The tool was designed in order to help national and provincial policymakers make decisions on which apps are best for protecting Canadians against COVID-19, but it can also be used globally.
With several apps available on the market it can be difficult to determine which ones are most effective while also protecting privacy.
“Our analytical tool automates the assessment of a number of privacy preservation features and assigns a score to how well the app can secure the personal data of its users,” said computer science professor Anwar Haque with Western.
Contact tracing has emerged as the primary way in which governments and public health officials can limit the spread of infectious diseases like COVID-19, and has become a vital tool in the ongoing pandemic around the globe.
Traditionally tracing has been a manual process in which infected individuals are interviewed by people to identify close contacts.
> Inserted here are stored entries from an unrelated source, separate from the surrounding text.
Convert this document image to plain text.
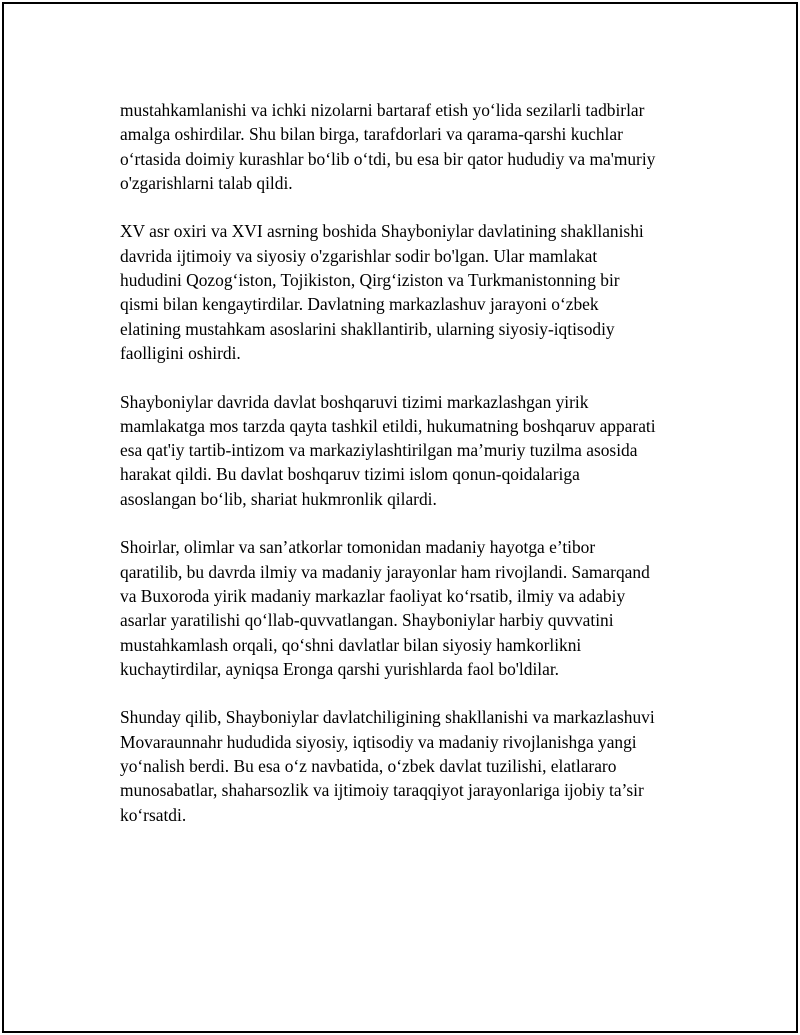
mustahkamlanishi va ichki nizolarni bartaraf etish yo‘lida sezilarli tadbirlar
amalga oshirdilar. Shu bilan birga, tarafdorlari va qarama-qarshi kuchlar
o‘rtasida doimiy kurashlar bo‘lib o‘tdi, bu esa bir qator hududiy va ma'muriy
o'zgarishlarni talab qildi.

XV asr oxiri va XVI asrning boshida Shayboniylar davlatining shakllanishi
davrida ijtimoiy va siyosiy o'zgarishlar sodir bo'lgan. Ular mamlakat
hududini Qozog‘iston, Tojikiston, Qirg‘iziston va Turkmanistonning bir
qismi bilan kengaytirdilar. Davlatning markazlashuv jarayoni o‘zbek
elatining mustahkam asoslarini shakllantirib, ularning siyosiy-iqtisodiy
faolligini oshirdi.

Shayboniylar davrida davlat boshqaruvi tizimi markazlashgan yirik
mamlakatga mos tarzda qayta tashkil etildi, hukumatning boshqaruv apparati
esa qat'iy tartib-intizom va markaziylashtirilgan ma’muriy tuzilma asosida
harakat qildi. Bu davlat boshqaruv tizimi islom qonun-qoidalariga
asoslangan bo‘lib, shariat hukmronlik qilardi.

Shoirlar, olimlar va san’atkorlar tomonidan madaniy hayotga e’tibor
qaratilib, bu davrda ilmiy va madaniy jarayonlar ham rivojlandi. Samarqand
va Buxoroda yirik madaniy markazlar faoliyat ko‘rsatib, ilmiy va adabiy
asarlar yaratilishi qo‘llab-quvvatlangan. Shayboniylar harbiy quvvatini
mustahkamlash orqali, qo‘shni davlatlar bilan siyosiy hamkorlikni
kuchaytirdilar, ayniqsa Eronga qarshi yurishlarda faol bo'ldilar.

Shunday qilib, Shayboniylar davlatchiligining shakllanishi va markazlashuvi
Movaraunnahr hududida siyosiy, iqtisodiy va madaniy rivojlanishga yangi
yo‘nalish berdi. Bu esa o‘z navbatida, o‘zbek davlat tuzilishi, elatlararo
munosabatlar, shaharsozlik va ijtimoiy taraqqiyot jarayonlariga ijobiy ta’sir
ko‘rsatdi.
Digital applications are created to speed up that process to compete with the rapid spread of COVID-19, but since their inception, there have been many concerns about privacy as well as effectiveness.
The new Western evaluation tool, created by Haque and Western research associate Rashed Nekvi, gives each app a privacy score by comparing its features against standard principles from federal privacy laws and the internationally agreed upon privacy guidelines from the Organization for Economic Cooperation and Development (OECD).
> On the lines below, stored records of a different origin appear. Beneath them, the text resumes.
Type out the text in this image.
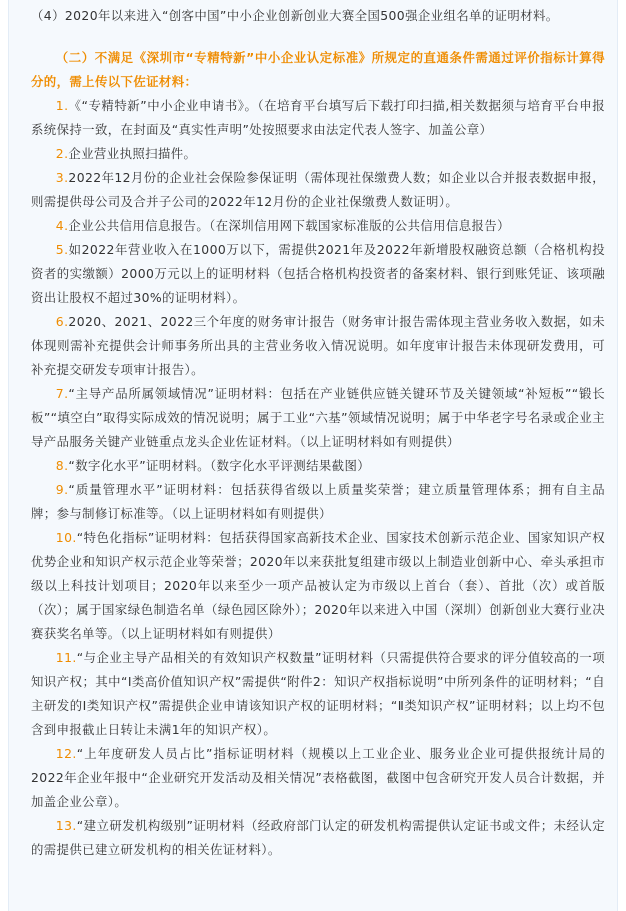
（4）2020年以来进入“创客中国”中小企业创新创业大赛全国500强企业组名单的证明材料。

（二）不满足《深圳市“专精特新”中小企业认定标准》所规定的直通条件需通过评价指标计算得分的，需上传以下佐证材料：

1.《“专精特新”中小企业申请书》。（在培育平台填写后下载打印扫描,相关数据须与培育平台申报系统保持一致，在封面及“真实性声明”处按照要求由法定代表人签字、加盖公章）

2.企业营业执照扫描件。

3.2022年12月份的企业社会保险参保证明（需体现社保缴费人数；如企业以合并报表数据申报，则需提供母公司及合并子公司的2022年12月份的企业社保缴费人数证明）。

4.企业公共信用信息报告。（在深圳信用网下载国家标准版的公共信用信息报告）

5.如2022年营业收入在1000万以下，需提供2021年及2022年新增股权融资总额（合格机构投资者的实缴额）2000万元以上的证明材料（包括合格机构投资者的备案材料、银行到账凭证、该项融资出让股权不超过30%的证明材料）。

6.2020、2021、2022三个年度的财务审计报告（财务审计报告需体现主营业务收入数据，如未体现则需补充提供会计师事务所出具的主营业务收入情况说明。如年度审计报告未体现研发费用，可补充提交研发专项审计报告）。

7.“主导产品所属领域情况”证明材料：包括在产业链供应链关键环节及关键领域“补短板”“锻长板”“填空白”取得实际成效的情况说明；属于工业“六基”领域情况说明；属于中华老字号名录或企业主导产品服务关键产业链重点龙头企业佐证材料。（以上证明材料如有则提供）

8.“数字化水平”证明材料。（数字化水平评测结果截图）

9.“质量管理水平”证明材料：包括获得省级以上质量奖荣誉；建立质量管理体系；拥有自主品牌；参与制修订标准等。（以上证明材料如有则提供）

10.“特色化指标”证明材料：包括获得国家高新技术企业、国家技术创新示范企业、国家知识产权优势企业和知识产权示范企业等荣誉；2020年以来获批复组建市级以上制造业创新中心、牵头承担市级以上科技计划项目；2020年以来至少一项产品被认定为市级以上首台（套）、首批（次）或首版（次）；属于国家绿色制造名单（绿色园区除外）；2020年以来进入中国（深圳）创新创业大赛行业决赛获奖名单等。（以上证明材料如有则提供）

11.“与企业主导产品相关的有效知识产权数量”证明材料（只需提供符合要求的评分值较高的一项知识产权；其中“I类高价值知识产权”需提供“附件2：知识产权指标说明”中所列条件的证明材料；“自主研发的I类知识产权”需提供企业申请该知识产权的证明材料；“Ⅱ类知识产权”证明材料；以上均不包含到申报截止日转让未满1年的知识产权）。

12.“上年度研发人员占比”指标证明材料（规模以上工业企业、服务业企业可提供报统计局的2022年企业年报中“企业研究开发活动及相关情况”表格截图，截图中包含研究开发人员合计数据，并加盖企业公章）。

13.“建立研发机构级别”证明材料（经政府部门认定的研发机构需提供认定证书或文件；未经认定的需提供已建立研发机构的相关佐证材料）。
“People are far less likely to voluntarily download a CT app on their phone due to fears of surveillance. However, the wide adoption of a CT app by the world’s population is necessary to have a meaningful impact in the fight against COVID-19,” said Haque.
The federal government released the COVID ALERT app earlier this year encouraging Canadians to download the app to help fight the spread of COVID-19.
However, there have only been 4.7 million downloads of the app to date, just 12 per cent of the population.
“This new tool could play a crucial role not only in supporting the national policymakers as they select the right CT apps to employ but also in increasing the population’s confidence in those apps as it relates to privacy and effectiveness,” said Tamer Mohamed, business development manager at WORLDiscoveries in a statement.